Selain menghadirkan kesempatan untuk menemukan cara bermakna agar terhubung kembali, pandemi ini juga merupakan pembelajaran untuk masa depan.

“Jika tidak belajar dari sekarang, maka kita tidak siap menghadapi sesuatu yang lebih kuat yang akan datang,” ungkap Mindahi Bastida Muñoz, koordinatior Otomi-Toltec Regional Council di Meksiko.

Mindahi Bastida Muñoz, koordinatior Otomi-Toltec Regional Council di Meksiko. (Josue Rivas/National Geographic)

Bastida, yang juga merupakan direktur program Original Caretakers di Center for Earth Ethics, mengatakan bahwa dunia yang tidak seimbang serta manusia adalah penyebabnya. “Kita berpikir bahwa kita dapat menentukan semuanya. Namun, pada akhirnya, kita membunuh sesama,” tambahnya.

“Ibu Bumi berkata, ‘cobalah mendengar’. Kita harus peduli pada yang lainnya, termasuk rumput, pohon, tanaman, udara, air—semuanya adalah ekstensi dari diri kita sendiri. Banyak pelajaran yang diambil dari mereka,” kata Joyce Bryant, anggota suku Abenaki sekaligus pendiri sebuah pusat penyembuhan di New Hampshire.

Joyce Bryant, anggota suku Abenaki sekaligus pendiri sebuah pusat penyembuhan di New Hampshire. (Josue Rivas/National Geographic)

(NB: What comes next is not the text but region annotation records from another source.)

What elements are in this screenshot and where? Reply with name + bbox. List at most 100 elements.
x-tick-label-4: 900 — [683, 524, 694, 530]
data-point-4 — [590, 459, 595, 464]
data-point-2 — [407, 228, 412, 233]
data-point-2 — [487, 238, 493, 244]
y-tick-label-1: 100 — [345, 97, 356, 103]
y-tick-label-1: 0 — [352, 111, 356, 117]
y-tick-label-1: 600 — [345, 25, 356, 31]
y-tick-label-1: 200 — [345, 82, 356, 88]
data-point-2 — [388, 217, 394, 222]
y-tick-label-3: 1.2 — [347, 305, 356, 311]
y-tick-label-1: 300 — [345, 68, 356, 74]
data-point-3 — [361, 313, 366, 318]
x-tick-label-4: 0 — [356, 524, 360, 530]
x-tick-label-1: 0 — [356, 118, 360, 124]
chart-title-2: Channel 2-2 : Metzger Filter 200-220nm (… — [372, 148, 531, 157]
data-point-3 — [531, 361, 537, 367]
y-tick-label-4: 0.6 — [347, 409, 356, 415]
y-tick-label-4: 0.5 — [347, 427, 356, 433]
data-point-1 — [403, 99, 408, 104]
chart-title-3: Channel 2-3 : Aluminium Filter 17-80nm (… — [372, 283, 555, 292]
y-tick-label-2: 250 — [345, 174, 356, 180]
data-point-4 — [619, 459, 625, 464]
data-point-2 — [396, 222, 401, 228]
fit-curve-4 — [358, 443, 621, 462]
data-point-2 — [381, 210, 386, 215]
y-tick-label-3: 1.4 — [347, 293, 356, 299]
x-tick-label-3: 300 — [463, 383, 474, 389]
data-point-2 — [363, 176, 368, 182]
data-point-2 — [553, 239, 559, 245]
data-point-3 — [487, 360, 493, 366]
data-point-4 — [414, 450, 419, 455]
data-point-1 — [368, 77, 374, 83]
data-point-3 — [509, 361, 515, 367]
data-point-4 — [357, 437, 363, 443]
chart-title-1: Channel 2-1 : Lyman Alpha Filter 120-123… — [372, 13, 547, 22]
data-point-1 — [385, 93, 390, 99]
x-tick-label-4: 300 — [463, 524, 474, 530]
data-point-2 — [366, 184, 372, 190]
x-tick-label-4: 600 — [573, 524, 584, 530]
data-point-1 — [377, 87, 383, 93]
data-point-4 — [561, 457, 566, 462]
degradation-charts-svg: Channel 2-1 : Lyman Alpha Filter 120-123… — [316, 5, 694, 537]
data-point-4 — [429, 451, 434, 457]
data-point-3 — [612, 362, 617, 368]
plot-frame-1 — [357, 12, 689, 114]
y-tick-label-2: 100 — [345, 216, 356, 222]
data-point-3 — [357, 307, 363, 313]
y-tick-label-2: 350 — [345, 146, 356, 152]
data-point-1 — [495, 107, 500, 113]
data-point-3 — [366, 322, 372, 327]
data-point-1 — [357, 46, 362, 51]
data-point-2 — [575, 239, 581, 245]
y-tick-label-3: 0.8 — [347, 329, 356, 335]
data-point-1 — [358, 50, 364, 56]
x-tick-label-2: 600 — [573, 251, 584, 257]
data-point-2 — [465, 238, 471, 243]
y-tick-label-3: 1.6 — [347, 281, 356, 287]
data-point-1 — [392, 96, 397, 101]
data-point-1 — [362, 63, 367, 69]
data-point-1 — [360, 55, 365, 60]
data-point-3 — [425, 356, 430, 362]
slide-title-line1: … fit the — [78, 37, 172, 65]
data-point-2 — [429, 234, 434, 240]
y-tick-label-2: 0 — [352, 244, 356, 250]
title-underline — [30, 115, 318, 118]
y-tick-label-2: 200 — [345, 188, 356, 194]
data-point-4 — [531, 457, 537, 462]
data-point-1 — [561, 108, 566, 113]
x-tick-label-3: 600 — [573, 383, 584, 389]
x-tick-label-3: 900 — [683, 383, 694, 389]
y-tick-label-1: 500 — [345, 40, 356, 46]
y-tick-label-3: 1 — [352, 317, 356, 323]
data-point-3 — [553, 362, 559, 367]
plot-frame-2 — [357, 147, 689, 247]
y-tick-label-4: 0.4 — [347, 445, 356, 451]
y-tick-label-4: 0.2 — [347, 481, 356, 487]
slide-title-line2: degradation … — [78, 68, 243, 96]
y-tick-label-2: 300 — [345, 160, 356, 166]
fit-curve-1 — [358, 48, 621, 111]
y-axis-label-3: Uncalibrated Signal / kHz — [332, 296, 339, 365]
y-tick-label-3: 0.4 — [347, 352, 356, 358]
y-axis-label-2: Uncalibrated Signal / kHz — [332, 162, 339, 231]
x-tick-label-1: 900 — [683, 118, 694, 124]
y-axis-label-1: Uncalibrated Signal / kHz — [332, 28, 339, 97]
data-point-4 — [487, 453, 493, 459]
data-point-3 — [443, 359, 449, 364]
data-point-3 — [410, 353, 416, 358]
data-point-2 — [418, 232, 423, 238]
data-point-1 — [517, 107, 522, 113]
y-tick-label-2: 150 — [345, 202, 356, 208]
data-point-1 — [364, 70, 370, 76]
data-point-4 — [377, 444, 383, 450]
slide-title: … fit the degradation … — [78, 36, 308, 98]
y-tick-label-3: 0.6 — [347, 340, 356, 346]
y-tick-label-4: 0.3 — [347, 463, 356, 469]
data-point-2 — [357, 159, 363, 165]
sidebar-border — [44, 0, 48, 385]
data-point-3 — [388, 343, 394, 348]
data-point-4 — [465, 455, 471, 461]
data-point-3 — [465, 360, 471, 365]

Bastida mengatakan, hidup harmonis dengan alam perlu usaha yang keras. Namun, hal itu dapat dilakukan dengan menghidupkan kembali gagasan asli bahwa manusia berfungsi sebagai pengasuh alam. Ia bekerja sama dengan para pemimpin spiritual di seluruh dunia untuk kembali ke cara lama, yakni menghasilkan makanan dengan tangan, menemukan obat pada tumbuhan, hewan dan melakukan ritual serta upacara yang mengirimkan doa ke Bumi Pertiwi.

Mungkin pelajaran terbesar yang diharapkan oleh para pemimpin spiritual dari pandemi adalah tersedianya waktu untuk diam, merenung, dan mendengarkan para tetua.